Christine Stuart photo
State Comptroller Nancy Wyman (Christine Stuart photo )

Last month as the state deficit continued to grow the legislature’s Democratic Majority called for an audit of the Department of Social Services, which it claims may have a $100 million surplus in its Medicaid account that it has continued to carry over from year to year.

State Comptroller Nancy Wyman said her office will hire a private company to see if DSS is wasting taxpayer money and whether efficiencies can be achieved. 

However, DSS Commissioner Michael Starkowski warned Wyman in this letter last week that the company she intends to hire for the audit may have a conflict of interest.

Wyman announced on Sept. 24 that her office was negotiating a contract to hire UHY International to conduct the audit, which she estimated would cost the state less than $100,000.

“I feel compelled to bring to your attention that UHY Advisors, affiliated with Urbach Hacker Young International Limited, is currently representing two service providers who have rate appeals before the Department of Social Services,” Starkowski wrote in this Oct. 1 letter to Wyman.

“Moreover, UHY Advisors is – -on record as representing 41 other private providers at DSS,” he wrote.

“Given that UHY would be looking at DSS records, logs, financial statements and other documents as part of your audit, it is highly inappropriate and, in fact, a gross conflict of interest for this organization to have access to such information while representing and attempting to “deliver” for private clients,” Starkowski wrote.

In this attachment, Starkowski outlined six reasons why Wyman should not use UHY for the audit.

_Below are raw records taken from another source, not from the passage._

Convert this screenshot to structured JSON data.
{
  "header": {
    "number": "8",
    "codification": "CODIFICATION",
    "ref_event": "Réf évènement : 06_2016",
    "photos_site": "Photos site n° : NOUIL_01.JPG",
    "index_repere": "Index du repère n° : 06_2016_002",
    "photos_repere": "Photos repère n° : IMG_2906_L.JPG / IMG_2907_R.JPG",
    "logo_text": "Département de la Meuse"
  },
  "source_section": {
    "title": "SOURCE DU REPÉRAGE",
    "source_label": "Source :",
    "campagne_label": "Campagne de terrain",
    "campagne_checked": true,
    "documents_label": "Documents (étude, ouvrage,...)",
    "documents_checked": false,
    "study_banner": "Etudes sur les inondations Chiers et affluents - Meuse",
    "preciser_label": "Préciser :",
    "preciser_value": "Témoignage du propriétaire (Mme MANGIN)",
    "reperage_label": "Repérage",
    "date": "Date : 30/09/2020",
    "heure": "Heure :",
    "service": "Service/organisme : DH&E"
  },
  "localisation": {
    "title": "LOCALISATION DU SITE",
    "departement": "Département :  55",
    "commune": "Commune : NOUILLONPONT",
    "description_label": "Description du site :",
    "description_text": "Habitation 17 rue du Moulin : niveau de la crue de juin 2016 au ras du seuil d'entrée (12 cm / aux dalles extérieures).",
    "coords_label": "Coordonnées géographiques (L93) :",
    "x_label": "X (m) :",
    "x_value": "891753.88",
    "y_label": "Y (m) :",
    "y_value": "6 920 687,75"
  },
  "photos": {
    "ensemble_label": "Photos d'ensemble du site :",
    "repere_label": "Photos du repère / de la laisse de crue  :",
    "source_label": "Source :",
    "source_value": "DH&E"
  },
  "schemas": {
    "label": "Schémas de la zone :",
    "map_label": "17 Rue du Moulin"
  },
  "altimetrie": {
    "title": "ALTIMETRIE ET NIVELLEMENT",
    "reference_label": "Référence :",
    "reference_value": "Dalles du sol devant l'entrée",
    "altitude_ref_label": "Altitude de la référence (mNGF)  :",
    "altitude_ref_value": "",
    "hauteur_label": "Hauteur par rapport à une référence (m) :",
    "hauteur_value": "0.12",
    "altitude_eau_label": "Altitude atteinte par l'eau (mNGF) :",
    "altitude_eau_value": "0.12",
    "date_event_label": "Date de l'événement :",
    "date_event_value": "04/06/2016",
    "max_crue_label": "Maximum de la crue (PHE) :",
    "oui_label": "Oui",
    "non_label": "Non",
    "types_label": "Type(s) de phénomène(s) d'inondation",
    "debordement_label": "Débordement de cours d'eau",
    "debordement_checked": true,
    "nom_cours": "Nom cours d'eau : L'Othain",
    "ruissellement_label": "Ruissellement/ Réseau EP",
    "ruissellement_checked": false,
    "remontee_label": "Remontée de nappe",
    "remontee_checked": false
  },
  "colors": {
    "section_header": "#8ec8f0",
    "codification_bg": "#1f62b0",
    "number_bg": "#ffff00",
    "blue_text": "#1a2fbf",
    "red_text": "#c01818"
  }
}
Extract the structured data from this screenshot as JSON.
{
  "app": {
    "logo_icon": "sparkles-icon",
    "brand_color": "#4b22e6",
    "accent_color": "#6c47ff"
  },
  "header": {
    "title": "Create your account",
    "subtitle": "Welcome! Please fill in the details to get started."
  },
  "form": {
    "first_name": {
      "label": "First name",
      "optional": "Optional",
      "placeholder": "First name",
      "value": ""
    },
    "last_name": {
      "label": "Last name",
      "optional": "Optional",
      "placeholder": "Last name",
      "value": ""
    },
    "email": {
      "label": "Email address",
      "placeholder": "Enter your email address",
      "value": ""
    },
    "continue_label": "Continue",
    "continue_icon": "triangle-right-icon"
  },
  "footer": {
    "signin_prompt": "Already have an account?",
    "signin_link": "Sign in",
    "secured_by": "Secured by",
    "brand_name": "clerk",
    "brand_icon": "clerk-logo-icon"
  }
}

The fourth reason being, “UHY would have perceived ability to leverage DSS on rate-setting appeals involving taxpayer dollars. Potential for attempted undue influence on DSS decisions because of powerful position as an auditor of the department.”

Wyman said last Thursday that Starkowski’s response was a little premature. She said her office looked at UHY because it knows it has expertise in the health care industry. She said her office has discussed subcontracting out any work it perceives would be a conflict of interest for UHY.

“We want someone going in there with an open mind,” she said.